Nouriel Roubini, conocido como “Dr. Catástrofe” por su certero pronóstico de la crisis financiera de 2008, ha sorprendido al mercado con un discurso optimista centrado en un solo protagonista: la inteligencia artificial (IA). En una entrevista con Bloomberg Television este martes, el economista vaticinó que la IA impulsará el crecimiento económico de EE.UU. hasta un 4% anual a finales de esta década, casi duplicando el actual 1,8%. Según sus cálculos, los beneficios de la productividad generada por la IA superarán en una proporción de cuatro a uno los efectos negativos de los aranceles, los desequilibrios fiscales y las tensiones geopolíticas.

La tecnología es de primer orden“, declaró Roubini. “Todo lo demás, incluida la geopolítica, es de segundo orden”. El experto, quien también dirige Roubini Macro Associates y es estratega económico senior de Hudson Bay Capital, estima que la tecnología aportará la mitad de ese crecimiento potencial del 4%. En contraste, las políticas disruptivas de una eventual segunda administración Trump —como restricciones migratorias o ataques a la independencia de la Reserva Federal— tendrían un impacto negativo limitado a 50 puntos básicos (0,5%).

Roubini minimizó el peso de los conflictos globales en los mercados.

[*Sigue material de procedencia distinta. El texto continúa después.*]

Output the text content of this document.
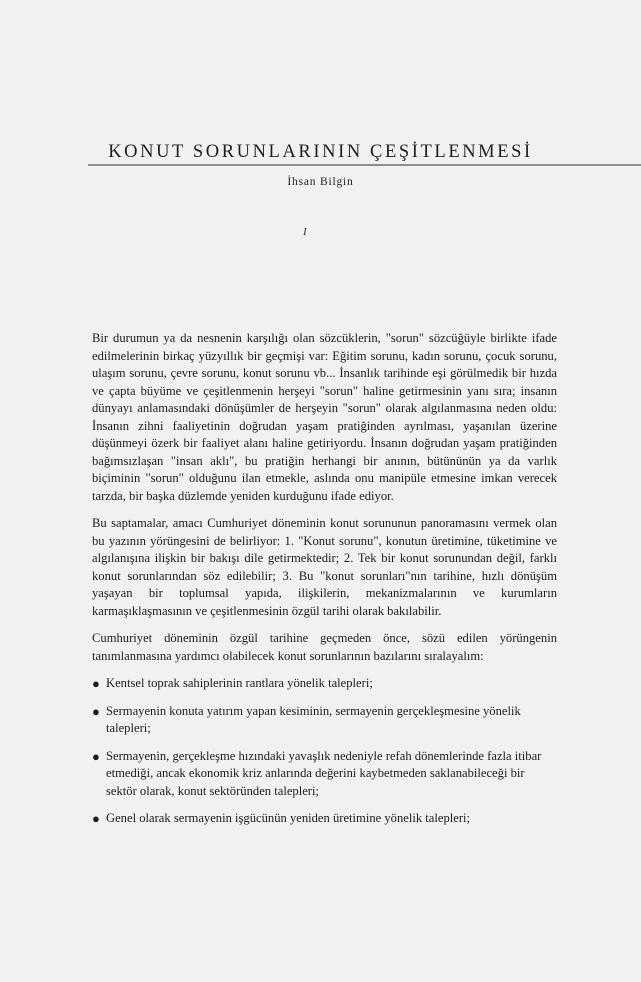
KONUT SORUNLARININ ÇEŞİTLENMESİ
İhsan Bilgin
I

Bir durumun ya da nesnenin karşılığı olan sözcüklerin, "sorun" sözcüğüyle birlikte ifade edilmelerinin birkaç yüzyıllık bir geçmişi var: Eğitim sorunu, kadın sorunu, çocuk sorunu, ulaşım sorunu, çevre sorunu, konut sorunu vb... İnsanlık tarihinde eşi görülmedik bir hızda ve çapta büyüme ve çeşitlenmenin herşeyi "sorun" haline getirmesinin yanı sıra; insanın dünyayı anlamasındaki dönüşümler de herşeyin "sorun" olarak algılanmasına neden oldu: İnsanın zihni faaliyetinin doğrudan yaşam pratiğinden ayrılması, yaşanılan üzerine düşünmeyi özerk bir faaliyet alanı haline getiriyordu. İnsanın doğrudan yaşam pratiğinden bağımsızlaşan "insan aklı", bu pratiğin herhangi bir anının, bütününün ya da varlık biçiminin "sorun" olduğunu ilan etmekle, aslında onu manipüle etmesine imkan verecek tarzda, bir başka düzlemde yeniden kurduğunu ifade ediyor.

Bu saptamalar, amacı Cumhuriyet döneminin konut sorununun panoramasını vermek olan bu yazının yörüngesini de belirliyor: 1. "Konut sorunu", konutun üretimine, tüketimine ve algılanışına ilişkin bir bakışı dile getirmektedir; 2. Tek bir konut sorunundan değil, farklı konut sorunlarından söz edilebilir; 3. Bu "konut sorunları"nın tarihine, hızlı dönüşüm yaşayan bir toplumsal yapıda, ilişkilerin, mekanizmalarının ve kurumların karmaşıklaşmasının ve çeşitlenmesinin özgül tarihi olarak bakılabilir.

Cumhuriyet döneminin özgül tarihine geçmeden önce, sözü edilen yörüngenin tanımlanmasına yardımcı olabilecek konut sorunlarının bazılarını sıralayalım:

● Kentsel toprak sahiplerinin rantlara yönelik talepleri;
● Sermayenin konuta yatırım yapan kesiminin, sermayenin gerçekleşmesine yönelik talepleri;
● Sermayenin, gerçekleşme hızındaki yavaşlık nedeniyle refah dönemlerinde fazla itibar etmediği, ancak ekonomik kriz anlarında değerini kaybetmeden saklanabileceği bir sektör olarak, konut sektöründen talepleri;
● Genel olarak sermayenin işgücünün yeniden üretimine yönelik talepleri;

Aunque la guerra en Ucrania y las fricciones entre EE.UU. y China persisten, recordó que los inversores han ignorado en gran medida los riesgos geopolíticos en las últimas décadas. Como ejemplo, citó el breve tambaleo del petróleo durante el enfrentamiento entre Israel e Irán en abril de 2024, que los mercados financieros superaron en menos de 48 horas. “La economía global es más resiliente de lo que la gente cree”, afirmó. Incluso en casos como Venezuela, donde la crisis humanitaria es profunda, “la implicación macroeconómica y de mercado es cercana a cero“.

La AGI: La apuesta definitiva de Roubini

El verdadero game-changer, según el economista, será la inteligencia general artificial (AGI), la próxima fase de la IA capaz de superar a los humanos en casi cualquier tarea económicamente valiosa. Roubini prevé que las empresas que logren desarrollar AGI con éxito podrían multiplicar su valoración “hasta por cinco en el corto plazo“. “Si hablas con estas compañías, todas te dirán que estamos, en el peor de los casos, a cinco años de la AGI, y en el mejor, a tres“, aseguró.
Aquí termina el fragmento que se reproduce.